There are 23 cases where 4axle trucks (Figure14B-2) are going from rangerstop6 to 3 to 6 via gate6 (Figure14A-1). The sequences occur between May 2015 and May 2016 (except April, Figure14B-3) between 02:00-05:00 (Figure14B-4) on Tuesdays and Thursdays (Figure14C-5). Maybe some construction material has to be delivered there.

3. Traveling truck

Figure15 A) Long stay visitor in 3 axle truck. B) Route in red is only traveled once.

Between 12-07-2015 and 04-08-2015 there is a 3axle truck (Figure15A-1) traveling between camping6 and entrance4 (Figure15A). He initially entered the reservoir via entrance2 (Figure15A) and drives only on Tuesdays and Sundays (Figure15A-2). It is unclear why he entered the reservoir from Entrance2.

 

4. Very short visits/Day-trip Loops

When extracting daytrip patterns in question 1, we noticed some sequences whose entrance and exit are the same. Table 3 shows a summary of these “loops”.

From

To

Duration (seconds)

Arrival Date

E1

E1

5

04-07-2015 22:02

E1

E1

5

23-03-2016 21:06

E2

E2

5

26-06-2015 22:34

E3

E3

6

01-09-2015 20:45

E3

E3

5

18-05-2016 18:10

E0

E0

5

22-102-2015 20:03

Table 3 Routes with the same entrance and exit.

Inspecting these sequences shows that they are caused by 4 axle trucks (Figure17D-1), traveling on all days (except Monday and Friday, Figure17D-2) between 18:00-22:00 (Figure17D-3).

dayloop

Figure17 A) Extracting direct roads B) Inspecting routes with a more detailed ruleset C) Grouping traffic by car type. D) Histograms showing the location of these sequences in time.

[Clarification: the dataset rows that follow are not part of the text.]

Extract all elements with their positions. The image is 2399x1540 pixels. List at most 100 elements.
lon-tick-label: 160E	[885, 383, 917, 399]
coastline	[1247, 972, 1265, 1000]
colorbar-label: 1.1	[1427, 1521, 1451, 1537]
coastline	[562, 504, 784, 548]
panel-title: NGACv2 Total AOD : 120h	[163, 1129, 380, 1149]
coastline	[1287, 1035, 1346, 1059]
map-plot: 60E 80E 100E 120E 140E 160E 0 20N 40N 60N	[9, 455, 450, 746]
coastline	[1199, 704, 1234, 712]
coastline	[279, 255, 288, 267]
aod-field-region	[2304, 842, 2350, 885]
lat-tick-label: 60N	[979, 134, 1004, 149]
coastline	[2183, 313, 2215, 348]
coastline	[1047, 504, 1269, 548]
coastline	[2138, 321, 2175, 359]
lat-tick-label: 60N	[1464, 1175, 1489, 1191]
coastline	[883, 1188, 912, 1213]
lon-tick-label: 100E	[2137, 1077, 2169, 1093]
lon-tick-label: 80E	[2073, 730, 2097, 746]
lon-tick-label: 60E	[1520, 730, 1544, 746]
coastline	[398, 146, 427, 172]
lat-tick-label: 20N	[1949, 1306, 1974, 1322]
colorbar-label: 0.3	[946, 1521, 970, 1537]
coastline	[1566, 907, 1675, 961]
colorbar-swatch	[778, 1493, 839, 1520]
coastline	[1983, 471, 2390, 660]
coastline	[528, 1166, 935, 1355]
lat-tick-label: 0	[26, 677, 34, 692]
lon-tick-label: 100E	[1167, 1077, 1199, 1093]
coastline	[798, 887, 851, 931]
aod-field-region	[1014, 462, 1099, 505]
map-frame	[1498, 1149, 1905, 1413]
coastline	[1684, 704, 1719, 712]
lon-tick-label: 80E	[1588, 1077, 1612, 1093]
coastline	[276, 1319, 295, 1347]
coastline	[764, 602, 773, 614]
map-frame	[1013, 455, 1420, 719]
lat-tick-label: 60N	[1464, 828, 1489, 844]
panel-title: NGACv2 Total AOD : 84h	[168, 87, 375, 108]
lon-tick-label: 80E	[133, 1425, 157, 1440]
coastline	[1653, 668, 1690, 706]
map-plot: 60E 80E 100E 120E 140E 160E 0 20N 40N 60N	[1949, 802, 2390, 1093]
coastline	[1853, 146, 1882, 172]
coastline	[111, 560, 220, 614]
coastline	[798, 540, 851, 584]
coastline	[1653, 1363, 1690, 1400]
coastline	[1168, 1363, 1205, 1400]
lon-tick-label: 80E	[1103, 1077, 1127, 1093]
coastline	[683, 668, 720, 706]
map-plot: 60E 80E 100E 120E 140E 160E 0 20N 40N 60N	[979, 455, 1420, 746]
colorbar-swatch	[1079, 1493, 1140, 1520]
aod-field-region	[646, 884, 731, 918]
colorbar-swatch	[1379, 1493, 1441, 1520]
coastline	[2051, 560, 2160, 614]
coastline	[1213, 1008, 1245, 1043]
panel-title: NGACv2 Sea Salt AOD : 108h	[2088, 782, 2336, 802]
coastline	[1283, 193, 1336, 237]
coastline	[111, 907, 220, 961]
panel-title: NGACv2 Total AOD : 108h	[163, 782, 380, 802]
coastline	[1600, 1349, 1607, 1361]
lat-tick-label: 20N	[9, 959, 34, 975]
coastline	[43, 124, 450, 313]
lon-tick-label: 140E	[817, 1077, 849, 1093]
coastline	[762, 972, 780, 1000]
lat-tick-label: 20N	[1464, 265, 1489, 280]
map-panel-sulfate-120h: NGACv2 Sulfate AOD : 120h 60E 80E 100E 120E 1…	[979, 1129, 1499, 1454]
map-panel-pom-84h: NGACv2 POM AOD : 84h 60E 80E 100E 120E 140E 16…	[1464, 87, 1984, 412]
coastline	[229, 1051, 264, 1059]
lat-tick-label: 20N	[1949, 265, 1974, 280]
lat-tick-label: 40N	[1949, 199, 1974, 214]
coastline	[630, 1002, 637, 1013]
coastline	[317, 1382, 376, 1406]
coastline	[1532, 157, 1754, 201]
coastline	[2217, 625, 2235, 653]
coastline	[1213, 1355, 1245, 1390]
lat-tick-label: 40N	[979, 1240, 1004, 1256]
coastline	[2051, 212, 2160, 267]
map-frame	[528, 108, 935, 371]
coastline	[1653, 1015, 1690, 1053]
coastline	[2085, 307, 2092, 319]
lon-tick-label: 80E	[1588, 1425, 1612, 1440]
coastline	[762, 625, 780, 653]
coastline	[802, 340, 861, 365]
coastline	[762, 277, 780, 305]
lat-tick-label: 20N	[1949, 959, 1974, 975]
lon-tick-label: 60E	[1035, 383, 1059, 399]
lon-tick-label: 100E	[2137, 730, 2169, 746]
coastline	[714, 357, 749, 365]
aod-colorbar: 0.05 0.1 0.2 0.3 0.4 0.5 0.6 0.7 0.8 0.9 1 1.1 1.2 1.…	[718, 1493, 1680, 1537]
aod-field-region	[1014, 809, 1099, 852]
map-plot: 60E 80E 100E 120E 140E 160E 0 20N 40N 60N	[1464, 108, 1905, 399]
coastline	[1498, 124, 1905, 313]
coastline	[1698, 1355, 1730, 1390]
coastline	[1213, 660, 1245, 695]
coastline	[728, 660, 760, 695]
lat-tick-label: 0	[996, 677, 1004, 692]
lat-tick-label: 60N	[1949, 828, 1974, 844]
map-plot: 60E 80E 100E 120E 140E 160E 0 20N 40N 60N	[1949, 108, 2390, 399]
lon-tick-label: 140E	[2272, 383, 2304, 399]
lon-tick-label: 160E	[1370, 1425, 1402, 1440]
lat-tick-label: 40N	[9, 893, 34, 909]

The sequences could be delivery trucks dropping supplies at reservoir entrances for special occasions (e.g., fireworks on the 4th of July). Figure17D-4 however shows that the time between entering and leaving is at most 5 seconds.

 


 

4What are the top 3 patterns you discovered that you suspect could be most impactful to bird life in the nature preserve? (Short text answer)

1.      Vehicles on the road between entrance 0 and 3 drive too fast. The noise can disturb the wildlife.

 

2.      The repeated access of vehicles to unauthorized locations (in the middle of the night) and the presence of systematic travel activity across the entire reservoir (e.g., tourist busses) during high-season can prevent wildlife from establishing a proper breeding place.

 

3.       The continuous nightly activity of vehicles such busses and trucks over the entire year can disturb the wildlife.